Antonio dormía, Miranda recostada a un costado de la ventana lo miraba, ya llevaba algún tiempo en la habitación, entró con cuidado para no interrumpir su sueño y además porque era la única forma de verlo sin que propiciaran alguna discusión. Amanecía y la luz coloreaba la habitación. Sutil, suave la luz se mezclaba con las sombras que se escurrían de la noche, esa luz acariciaba las partes del cuerpo de Antonio que sobresalían entre las sábanas.

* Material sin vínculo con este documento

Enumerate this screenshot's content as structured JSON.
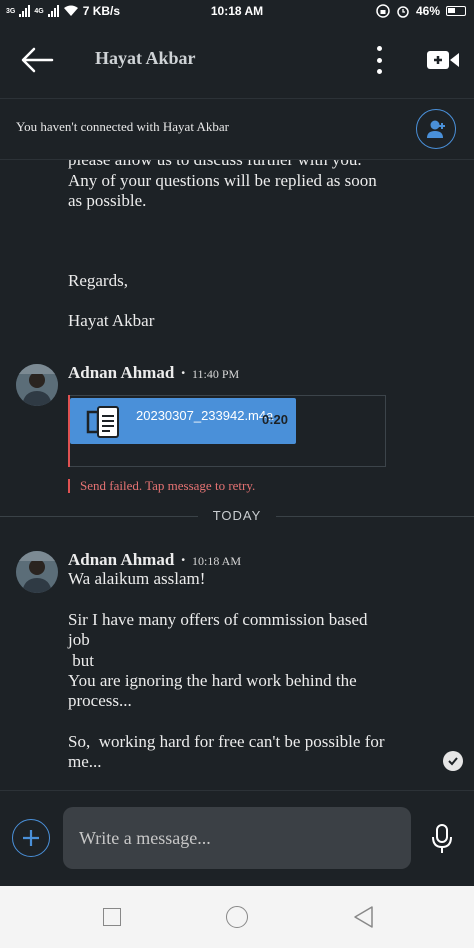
{
  "status_bar": {
    "network_left": "3G",
    "network_right": "4G",
    "speed": "7 KB/s",
    "time": "10:18 AM",
    "battery": "46%"
  },
  "header": {
    "title": "Hayat Akbar"
  },
  "banner": {
    "text": "You haven't connected with Hayat Akbar"
  },
  "messages": {
    "intro_lines": [
      "please allow us to discuss further with you.",
      "Any of your questions will be replied as soon",
      "as possible.",
      "Regards,",
      "Hayat Akbar"
    ],
    "attachment_msg": {
      "sender": "Adnan Ahmad",
      "time": "11:40 PM",
      "file_name": "20230307_233942.m4a",
      "duration": "0:20",
      "error": "Send failed. Tap message to retry."
    },
    "divider": "TODAY",
    "reply_msg": {
      "sender": "Adnan Ahmad",
      "time": "10:18 AM",
      "lines": [
        "Wa alaikum asslam!",
        "Sir I have many offers of commission based",
        "job",
        " but",
        "You are ignoring the hard work behind the",
        "process...",
        "So,  working hard for free can't be possible for",
        "me..."
      ]
    }
  },
  "composer": {
    "placeholder": "Write a message..."
  },
  "colors": {
    "background": "#1d2226",
    "accent": "#4a90d9",
    "error": "#e57373"
  }
}
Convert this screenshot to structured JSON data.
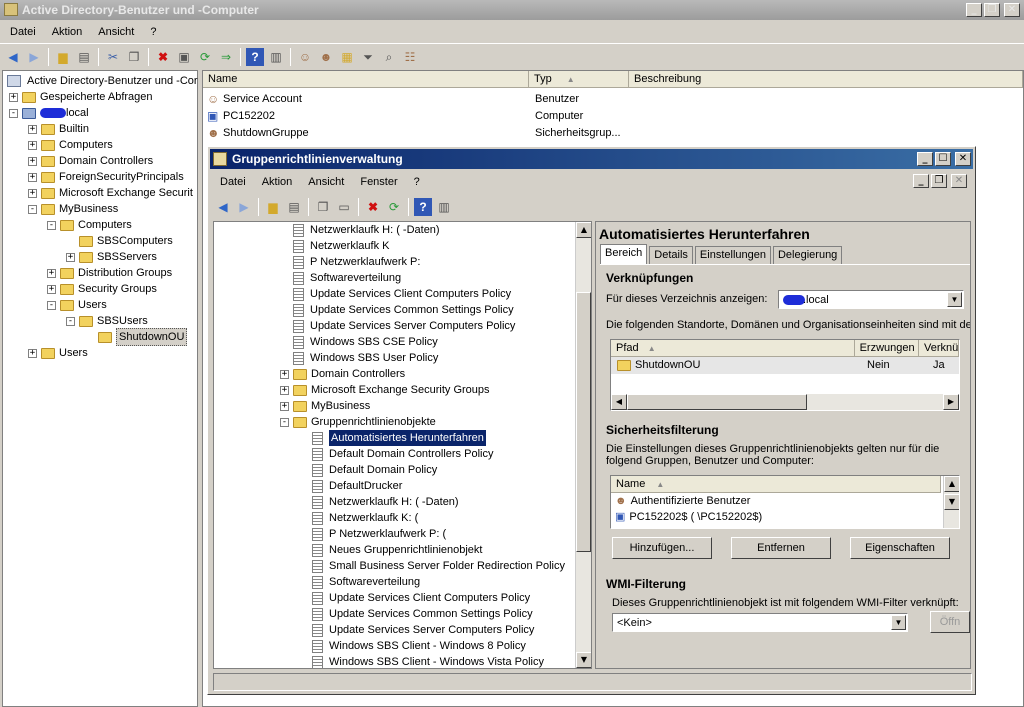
{
  "main_window": {
    "title": "Active Directory-Benutzer und -Computer",
    "menu": [
      "Datei",
      "Aktion",
      "Ansicht",
      "?"
    ],
    "tree_root": "Active Directory-Benutzer und -Cor",
    "tree": [
      {
        "label": "Gespeicherte Abfragen",
        "level": 1,
        "pm": "+"
      },
      {
        "label": "local",
        "level": 1,
        "pm": "-",
        "redacted_prefix": true
      },
      {
        "label": "Builtin",
        "level": 2,
        "pm": "+"
      },
      {
        "label": "Computers",
        "level": 2,
        "pm": "+"
      },
      {
        "label": "Domain Controllers",
        "level": 2,
        "pm": "+"
      },
      {
        "label": "ForeignSecurityPrincipals",
        "level": 2,
        "pm": "+"
      },
      {
        "label": "Microsoft Exchange Securit",
        "level": 2,
        "pm": "+"
      },
      {
        "label": "MyBusiness",
        "level": 2,
        "pm": "-"
      },
      {
        "label": "Computers",
        "level": 3,
        "pm": "-"
      },
      {
        "label": "SBSComputers",
        "level": 4,
        "pm": ""
      },
      {
        "label": "SBSServers",
        "level": 4,
        "pm": "+"
      },
      {
        "label": "Distribution Groups",
        "level": 3,
        "pm": "+"
      },
      {
        "label": "Security Groups",
        "level": 3,
        "pm": "+"
      },
      {
        "label": "Users",
        "level": 3,
        "pm": "-"
      },
      {
        "label": "SBSUsers",
        "level": 4,
        "pm": "-"
      },
      {
        "label": "ShutdownOU",
        "level": 5,
        "pm": "",
        "selected": true
      },
      {
        "label": "Users",
        "level": 1,
        "pm": "+",
        "indent_override": 2
      }
    ],
    "list_columns": [
      "Name",
      "Typ",
      "Beschreibung"
    ],
    "list_rows": [
      {
        "name": "Service Account",
        "type": "Benutzer"
      },
      {
        "name": "PC152202",
        "type": "Computer"
      },
      {
        "name": "ShutdownGruppe",
        "type": "Sicherheitsgrup..."
      }
    ]
  },
  "gpm_window": {
    "title": "Gruppenrichtlinienverwaltung",
    "menu": [
      "Datei",
      "Aktion",
      "Ansicht",
      "Fenster",
      "?"
    ],
    "tree": [
      {
        "label": "Netzwerklaufk H: (    -Daten)",
        "level": 1,
        "pm": "",
        "kind": "gpo-link"
      },
      {
        "label": "Netzwerklaufk K",
        "level": 1,
        "pm": "",
        "kind": "gpo-link"
      },
      {
        "label": "P Netzwerklaufwerk P:",
        "level": 1,
        "pm": "",
        "kind": "gpo-link"
      },
      {
        "label": "Softwareverteilung",
        "level": 1,
        "pm": "",
        "kind": "gpo-link"
      },
      {
        "label": "Update Services Client Computers Policy",
        "level": 1,
        "pm": "",
        "kind": "gpo-link"
      },
      {
        "label": "Update Services Common Settings Policy",
        "level": 1,
        "pm": "",
        "kind": "gpo-link"
      },
      {
        "label": "Update Services Server Computers Policy",
        "level": 1,
        "pm": "",
        "kind": "gpo-link"
      },
      {
        "label": "Windows SBS CSE Policy",
        "level": 1,
        "pm": "",
        "kind": "gpo-link"
      },
      {
        "label": "Windows SBS User Policy",
        "level": 1,
        "pm": "",
        "kind": "gpo-link"
      },
      {
        "label": "Domain Controllers",
        "level": 0,
        "pm": "+",
        "kind": "folder"
      },
      {
        "label": "Microsoft Exchange Security Groups",
        "level": 0,
        "pm": "+",
        "kind": "folder"
      },
      {
        "label": "MyBusiness",
        "level": 0,
        "pm": "+",
        "kind": "folder"
      },
      {
        "label": "Gruppenrichtlinienobjekte",
        "level": 0,
        "pm": "-",
        "kind": "folder"
      },
      {
        "label": "Automatisiertes Herunterfahren",
        "level": 1,
        "pm": "",
        "kind": "gpo",
        "selected": true
      },
      {
        "label": "Default Domain Controllers Policy",
        "level": 1,
        "pm": "",
        "kind": "gpo"
      },
      {
        "label": "Default Domain Policy",
        "level": 1,
        "pm": "",
        "kind": "gpo"
      },
      {
        "label": "DefaultDrucker",
        "level": 1,
        "pm": "",
        "kind": "gpo"
      },
      {
        "label": "Netzwerklaufk H: (     -Daten)",
        "level": 1,
        "pm": "",
        "kind": "gpo"
      },
      {
        "label": "Netzwerklaufk K: (",
        "level": 1,
        "pm": "",
        "kind": "gpo"
      },
      {
        "label": "P Netzwerklaufwerk P: (",
        "level": 1,
        "pm": "",
        "kind": "gpo"
      },
      {
        "label": "Neues Gruppenrichtlinienobjekt",
        "level": 1,
        "pm": "",
        "kind": "gpo"
      },
      {
        "label": "Small Business Server Folder Redirection Policy",
        "level": 1,
        "pm": "",
        "kind": "gpo"
      },
      {
        "label": "Softwareverteilung",
        "level": 1,
        "pm": "",
        "kind": "gpo"
      },
      {
        "label": "Update Services Client Computers Policy",
        "level": 1,
        "pm": "",
        "kind": "gpo"
      },
      {
        "label": "Update Services Common Settings Policy",
        "level": 1,
        "pm": "",
        "kind": "gpo"
      },
      {
        "label": "Update Services Server Computers Policy",
        "level": 1,
        "pm": "",
        "kind": "gpo"
      },
      {
        "label": "Windows SBS Client - Windows 8 Policy",
        "level": 1,
        "pm": "",
        "kind": "gpo"
      },
      {
        "label": "Windows SBS Client - Windows Vista Policy",
        "level": 1,
        "pm": "",
        "kind": "gpo"
      }
    ],
    "detail": {
      "heading": "Automatisiertes Herunterfahren",
      "tabs": [
        "Bereich",
        "Details",
        "Einstellungen",
        "Delegierung"
      ],
      "links_heading": "Verknüpfungen",
      "show_label": "Für dieses Verzeichnis anzeigen:",
      "show_value": ".local",
      "links_desc": "Die folgenden Standorte, Domänen und Organisationseinheiten sind mit der",
      "links_columns": [
        "Pfad",
        "Erzwungen",
        "Verknü"
      ],
      "links_row": {
        "path": "ShutdownOU",
        "enforced": "Nein",
        "linked": "Ja"
      },
      "security_heading": "Sicherheitsfilterung",
      "security_desc": "Die Einstellungen dieses Gruppenrichtlinienobjekts gelten nur für die folgend Gruppen, Benutzer und Computer:",
      "security_column": "Name",
      "security_rows": [
        "Authentifizierte Benutzer",
        "PC152202$ (    \\PC152202$)"
      ],
      "buttons": [
        "Hinzufügen...",
        "Entfernen",
        "Eigenschaften"
      ],
      "wmi_heading": "WMI-Filterung",
      "wmi_desc": "Dieses Gruppenrichtlinienobjekt ist mit folgendem WMI-Filter verknüpft:",
      "wmi_value": "<Kein>",
      "wmi_button": "Öffn"
    }
  }
}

Se estremecía Miranda al sentir esas caricias, aunque no las hacía directamente podía sentirlas y estremecerse. Recordaba entonces aquellos tiempos en los que la mañana los sorprendía abrazados, sentía el temor de que él la sorprendiera observándole, sentía el temor de querer quedarse hasta que él la sorprendiera, eran confusos los sentimientos. Salió entonces de la habitación y bajó hasta la cocina, se sirvió una taza de café y caminó hasta la terraza, se sentó en el borde de la escalera. La brisa, los trinos de los pájaros, la humedad de la mañana y el olor con sus múltiples colores la abrazaron, sintió los daños que el orgullo había causado, cerró sus ojos y respiró profundamente, en silencio se perdonó y sintió la tranquilidad que hace tiempo anhelaba.
Ahora era Antonio quien la observaba, de pie justo a algunos pasos detrás de ella, caminó entonces a su lado y la abrazó con decisión. Miranda lo abrazó fuertemente, extrañaba su aroma y aquel abrazo cálido que le brindaba seguridad. Allí permanecieron en compañía del silencio.